Flavourings are chemical substances that determine the typical taste and smell of food. There are three main categories of flavourings: natural, nature-identical and artificial. Natural flavouring substances come from plant or animal sources and can be extracted by various processes. About 10,000 flavouring substances have been identified in nature so far, of which about 2,500 are used to produce flavours. There is an amazing variety of flavouring substances in coffee, some of which have not yet been fully explored.
The path of the aroma compounds in coffee begins with the green, unroasted coffee beans, which contain a variety of ingredients, including chlorogenic acid. During the roasting process, heat destroys many of these ingredients and creates new compounds, including the aroma compounds in coffee. The longer the coffee beans are roasted, the more intense and varied the aromas become. Therefore, the roasting process is crucial for the unique taste of the coffee we love.
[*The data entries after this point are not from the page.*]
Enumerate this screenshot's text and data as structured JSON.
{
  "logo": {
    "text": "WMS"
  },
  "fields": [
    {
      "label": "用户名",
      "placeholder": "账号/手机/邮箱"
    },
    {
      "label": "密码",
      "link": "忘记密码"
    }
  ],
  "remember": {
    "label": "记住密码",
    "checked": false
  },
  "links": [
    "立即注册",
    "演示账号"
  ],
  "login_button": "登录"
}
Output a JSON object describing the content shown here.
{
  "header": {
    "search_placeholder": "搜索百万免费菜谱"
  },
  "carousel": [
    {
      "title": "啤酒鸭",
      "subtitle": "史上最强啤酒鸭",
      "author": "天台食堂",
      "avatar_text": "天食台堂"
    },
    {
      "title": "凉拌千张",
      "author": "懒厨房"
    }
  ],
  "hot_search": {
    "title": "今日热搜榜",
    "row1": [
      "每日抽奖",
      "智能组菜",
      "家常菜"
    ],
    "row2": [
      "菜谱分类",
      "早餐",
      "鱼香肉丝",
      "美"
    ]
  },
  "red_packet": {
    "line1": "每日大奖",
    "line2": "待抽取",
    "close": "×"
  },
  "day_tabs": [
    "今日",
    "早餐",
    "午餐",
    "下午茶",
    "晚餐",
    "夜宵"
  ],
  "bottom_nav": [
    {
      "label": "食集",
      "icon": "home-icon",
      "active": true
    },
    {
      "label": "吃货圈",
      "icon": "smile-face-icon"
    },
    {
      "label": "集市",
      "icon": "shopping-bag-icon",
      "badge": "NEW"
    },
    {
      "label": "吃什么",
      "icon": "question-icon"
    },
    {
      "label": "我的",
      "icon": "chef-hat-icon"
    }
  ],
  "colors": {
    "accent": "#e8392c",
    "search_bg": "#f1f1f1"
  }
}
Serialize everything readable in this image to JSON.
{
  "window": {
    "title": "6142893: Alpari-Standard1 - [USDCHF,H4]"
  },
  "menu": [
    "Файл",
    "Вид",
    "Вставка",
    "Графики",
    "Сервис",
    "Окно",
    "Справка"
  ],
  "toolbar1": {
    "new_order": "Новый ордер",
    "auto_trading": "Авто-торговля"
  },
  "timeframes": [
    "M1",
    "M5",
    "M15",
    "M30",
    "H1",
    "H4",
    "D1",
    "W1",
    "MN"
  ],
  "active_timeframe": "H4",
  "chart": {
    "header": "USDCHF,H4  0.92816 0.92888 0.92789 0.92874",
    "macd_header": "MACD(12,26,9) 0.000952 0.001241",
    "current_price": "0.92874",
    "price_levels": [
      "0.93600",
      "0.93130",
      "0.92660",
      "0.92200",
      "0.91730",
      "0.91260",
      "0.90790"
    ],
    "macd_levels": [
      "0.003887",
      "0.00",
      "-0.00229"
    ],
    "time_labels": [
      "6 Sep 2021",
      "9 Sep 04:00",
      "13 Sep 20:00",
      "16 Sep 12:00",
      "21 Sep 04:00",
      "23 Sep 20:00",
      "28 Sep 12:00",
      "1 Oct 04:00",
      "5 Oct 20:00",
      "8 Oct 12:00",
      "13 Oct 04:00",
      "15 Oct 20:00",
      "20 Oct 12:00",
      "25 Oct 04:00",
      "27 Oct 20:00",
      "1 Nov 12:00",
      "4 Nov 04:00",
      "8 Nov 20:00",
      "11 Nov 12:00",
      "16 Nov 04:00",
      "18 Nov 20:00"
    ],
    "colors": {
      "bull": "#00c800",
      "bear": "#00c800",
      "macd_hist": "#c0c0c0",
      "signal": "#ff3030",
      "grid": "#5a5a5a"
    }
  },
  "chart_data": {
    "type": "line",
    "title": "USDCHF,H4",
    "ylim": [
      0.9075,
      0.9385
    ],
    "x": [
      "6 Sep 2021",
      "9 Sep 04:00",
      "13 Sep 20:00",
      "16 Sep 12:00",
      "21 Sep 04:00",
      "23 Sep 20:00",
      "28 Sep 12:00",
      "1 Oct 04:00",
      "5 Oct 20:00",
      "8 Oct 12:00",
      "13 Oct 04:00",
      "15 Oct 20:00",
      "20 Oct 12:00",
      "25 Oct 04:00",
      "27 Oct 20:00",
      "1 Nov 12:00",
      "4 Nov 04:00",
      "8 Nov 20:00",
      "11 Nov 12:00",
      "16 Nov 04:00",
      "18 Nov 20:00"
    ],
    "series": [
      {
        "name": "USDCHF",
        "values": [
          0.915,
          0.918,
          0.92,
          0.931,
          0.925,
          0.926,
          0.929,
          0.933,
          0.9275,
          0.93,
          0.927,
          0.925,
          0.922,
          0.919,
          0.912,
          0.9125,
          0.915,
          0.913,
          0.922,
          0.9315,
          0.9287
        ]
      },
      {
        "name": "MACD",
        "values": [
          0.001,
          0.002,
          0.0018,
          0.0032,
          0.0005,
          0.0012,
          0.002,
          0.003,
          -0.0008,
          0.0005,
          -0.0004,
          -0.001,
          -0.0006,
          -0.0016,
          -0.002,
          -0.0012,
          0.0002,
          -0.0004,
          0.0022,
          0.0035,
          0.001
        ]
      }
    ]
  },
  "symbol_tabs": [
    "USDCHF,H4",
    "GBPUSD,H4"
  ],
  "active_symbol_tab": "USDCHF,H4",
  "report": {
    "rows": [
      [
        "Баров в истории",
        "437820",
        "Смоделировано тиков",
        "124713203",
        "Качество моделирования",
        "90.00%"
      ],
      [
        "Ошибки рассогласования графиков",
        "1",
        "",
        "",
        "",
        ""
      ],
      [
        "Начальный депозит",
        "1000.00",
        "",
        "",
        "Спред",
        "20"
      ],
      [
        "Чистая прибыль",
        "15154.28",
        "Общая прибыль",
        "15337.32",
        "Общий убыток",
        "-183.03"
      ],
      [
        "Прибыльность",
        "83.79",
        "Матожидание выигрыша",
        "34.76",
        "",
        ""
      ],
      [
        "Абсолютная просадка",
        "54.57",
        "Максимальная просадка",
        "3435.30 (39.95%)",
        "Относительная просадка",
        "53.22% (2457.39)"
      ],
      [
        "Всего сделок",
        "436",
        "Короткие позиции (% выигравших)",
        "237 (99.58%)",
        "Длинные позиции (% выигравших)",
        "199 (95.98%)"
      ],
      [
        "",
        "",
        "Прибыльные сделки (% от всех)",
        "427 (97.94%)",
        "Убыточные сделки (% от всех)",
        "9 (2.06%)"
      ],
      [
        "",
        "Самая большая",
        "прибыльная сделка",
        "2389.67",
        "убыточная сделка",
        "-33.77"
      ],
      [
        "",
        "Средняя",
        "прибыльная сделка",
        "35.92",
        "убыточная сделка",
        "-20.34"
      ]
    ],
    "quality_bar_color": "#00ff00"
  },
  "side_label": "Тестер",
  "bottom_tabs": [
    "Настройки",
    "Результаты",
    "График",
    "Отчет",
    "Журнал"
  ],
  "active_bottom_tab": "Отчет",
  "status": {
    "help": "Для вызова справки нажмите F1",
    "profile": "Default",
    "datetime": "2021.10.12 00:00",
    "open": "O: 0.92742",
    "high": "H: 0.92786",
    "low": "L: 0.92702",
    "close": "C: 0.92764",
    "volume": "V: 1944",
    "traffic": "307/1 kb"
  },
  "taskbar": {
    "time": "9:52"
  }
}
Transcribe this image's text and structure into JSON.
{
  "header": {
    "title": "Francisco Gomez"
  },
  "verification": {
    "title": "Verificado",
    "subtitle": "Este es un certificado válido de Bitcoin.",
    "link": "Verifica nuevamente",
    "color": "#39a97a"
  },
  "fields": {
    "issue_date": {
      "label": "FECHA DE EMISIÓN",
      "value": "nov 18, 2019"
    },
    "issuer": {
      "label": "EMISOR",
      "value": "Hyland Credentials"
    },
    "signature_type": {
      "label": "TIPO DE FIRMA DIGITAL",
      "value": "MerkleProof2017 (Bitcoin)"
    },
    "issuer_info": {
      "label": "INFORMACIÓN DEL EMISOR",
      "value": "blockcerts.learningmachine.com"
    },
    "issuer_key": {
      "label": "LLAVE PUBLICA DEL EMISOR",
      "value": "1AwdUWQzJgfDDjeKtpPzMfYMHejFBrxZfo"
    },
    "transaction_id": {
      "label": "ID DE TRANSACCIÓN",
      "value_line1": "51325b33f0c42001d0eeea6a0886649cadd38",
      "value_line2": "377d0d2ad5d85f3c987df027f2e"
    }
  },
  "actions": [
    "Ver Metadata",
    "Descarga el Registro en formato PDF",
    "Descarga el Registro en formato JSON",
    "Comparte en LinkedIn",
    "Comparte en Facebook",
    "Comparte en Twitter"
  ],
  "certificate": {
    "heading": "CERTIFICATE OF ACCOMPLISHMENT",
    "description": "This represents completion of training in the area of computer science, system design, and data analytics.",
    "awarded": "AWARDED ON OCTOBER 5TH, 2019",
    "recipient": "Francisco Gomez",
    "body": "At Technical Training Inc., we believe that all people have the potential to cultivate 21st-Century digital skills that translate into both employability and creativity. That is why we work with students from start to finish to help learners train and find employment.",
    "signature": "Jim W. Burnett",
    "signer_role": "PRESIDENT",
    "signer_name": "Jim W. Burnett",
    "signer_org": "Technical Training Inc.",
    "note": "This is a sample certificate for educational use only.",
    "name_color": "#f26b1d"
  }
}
To ensure that the precious aromatic substances in the coffee are not lost, proper storage is of great importance. It is recommended to store coffee in the form of whole beans instead of buying it already ground. This preserves the aromas for longer, as grinding increases contact with air and moisture, which can lead to a faster degradation of the aromatic substances. In addition, the coffee should be protected from heat and oxygen to preserve the quality of the flavours. Packaging with an aroma valve provides an effective way to keep the coffee fresh and aromatic.